The new extension slots into a narrow gap between the two unprepossessing blocks, and its combination of untreated oak boarding, galvanized tubular columns and large expanses of clear glazing brings with it a touch of 21st-century glamour.

"The school was bursting at the seams, and we were asked to draw up a masterplan for expanding and refurbishing it," says project architect Richard Rose. "For the first phase, we built an extension to the art studio on the upper floor of the 1950s building."

A large skylight in the new extension enables borrowed light to filter into the existing art studio alongside it. Directly below, a gallery is set behind fully glazed walls where pupils can show off their handiwork in art and technology.

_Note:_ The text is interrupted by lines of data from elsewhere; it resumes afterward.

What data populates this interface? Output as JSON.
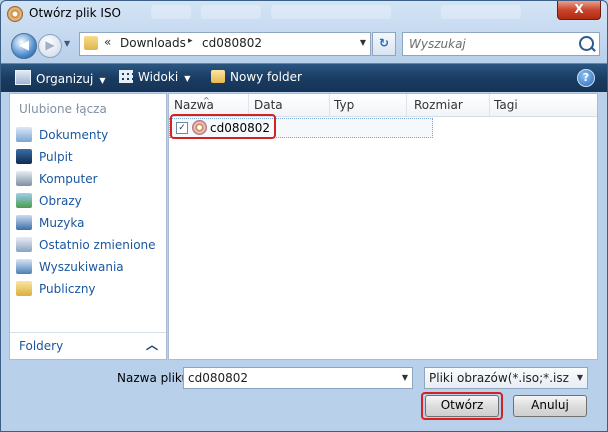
{
  "window": {
    "title": "Otwórz plik ISO",
    "close_label": "X"
  },
  "nav": {
    "address_overflow": "«",
    "path": [
      "Downloads",
      "cd080802"
    ],
    "path_separator": "▸",
    "search_placeholder": "Wyszukaj"
  },
  "toolbar": {
    "organize_label": "Organizuj",
    "views_label": "Widoki",
    "new_folder_label": "Nowy folder",
    "help_label": "?"
  },
  "sidebar": {
    "heading": "Ulubione łącza",
    "items": [
      {
        "label": "Dokumenty",
        "icon": "documents-icon"
      },
      {
        "label": "Pulpit",
        "icon": "desktop-icon"
      },
      {
        "label": "Komputer",
        "icon": "computer-icon"
      },
      {
        "label": "Obrazy",
        "icon": "pictures-icon"
      },
      {
        "label": "Muzyka",
        "icon": "music-icon"
      },
      {
        "label": "Ostatnio zmienione",
        "icon": "recent-icon"
      },
      {
        "label": "Wyszukiwania",
        "icon": "searches-icon"
      },
      {
        "label": "Publiczny",
        "icon": "public-folder-icon"
      }
    ],
    "folders_label": "Foldery"
  },
  "file_list": {
    "columns": [
      "Nazwa",
      "Data mody...",
      "Typ",
      "Rozmiar",
      "Tagi"
    ],
    "rows": [
      {
        "name": "cd080802",
        "checked": true
      }
    ]
  },
  "footer": {
    "filename_label": "Nazwa pliku:",
    "filename_value": "cd080802",
    "filetype_value": "Pliki obrazów(*.iso;*.isz;*.mds;",
    "open_label": "Otwórz",
    "cancel_label": "Anuluj"
  },
  "colors": {
    "highlight": "#d62121",
    "link": "#1a57a0",
    "toolbar": "#1a3c62"
  }
}
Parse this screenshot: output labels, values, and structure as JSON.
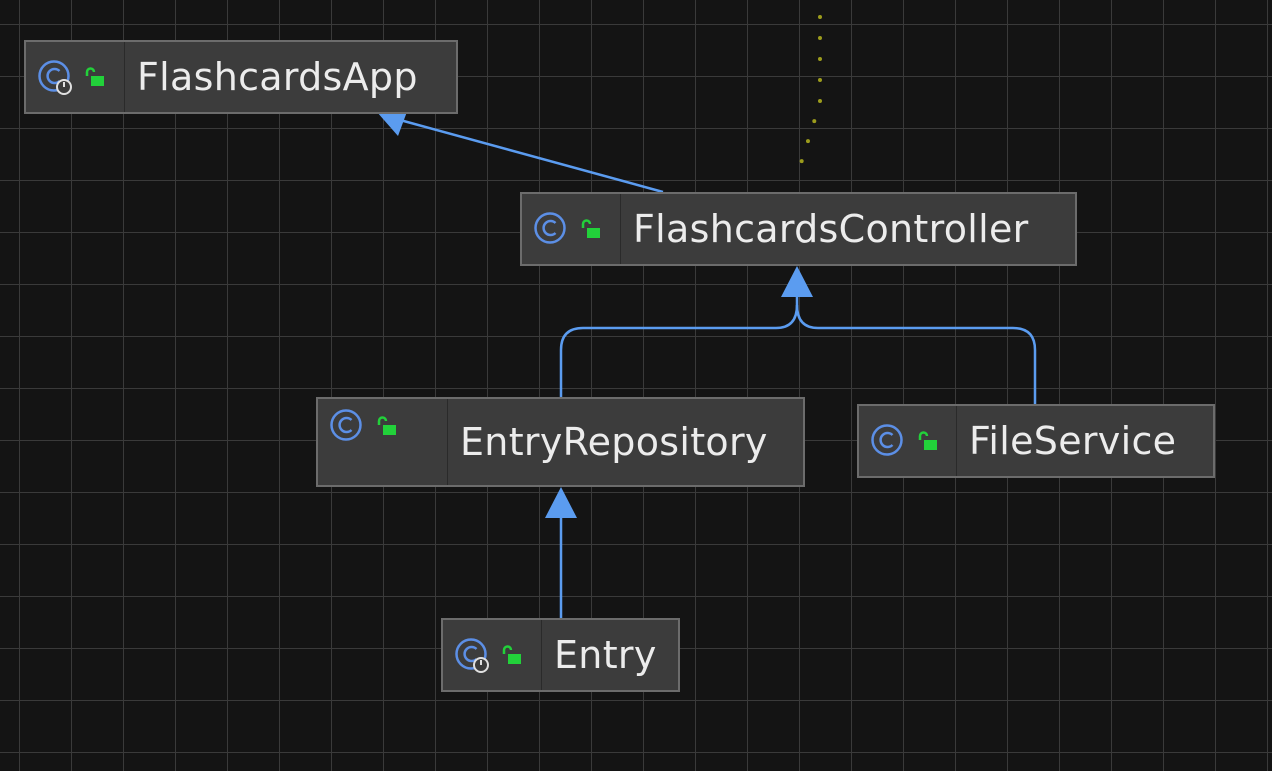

The extension's elegance derives from its clearly articulated walls, beams, columns and windows, all made from durable, self-finished materials. The windows are shaded from excessive heat gain by wide roof-overhangs.

However, the cantilevered roof beams are not galvanized throughout, as the design suggests: the external projections are in fact separate brackets. The lesson? Real art demands a certain amount of artifice.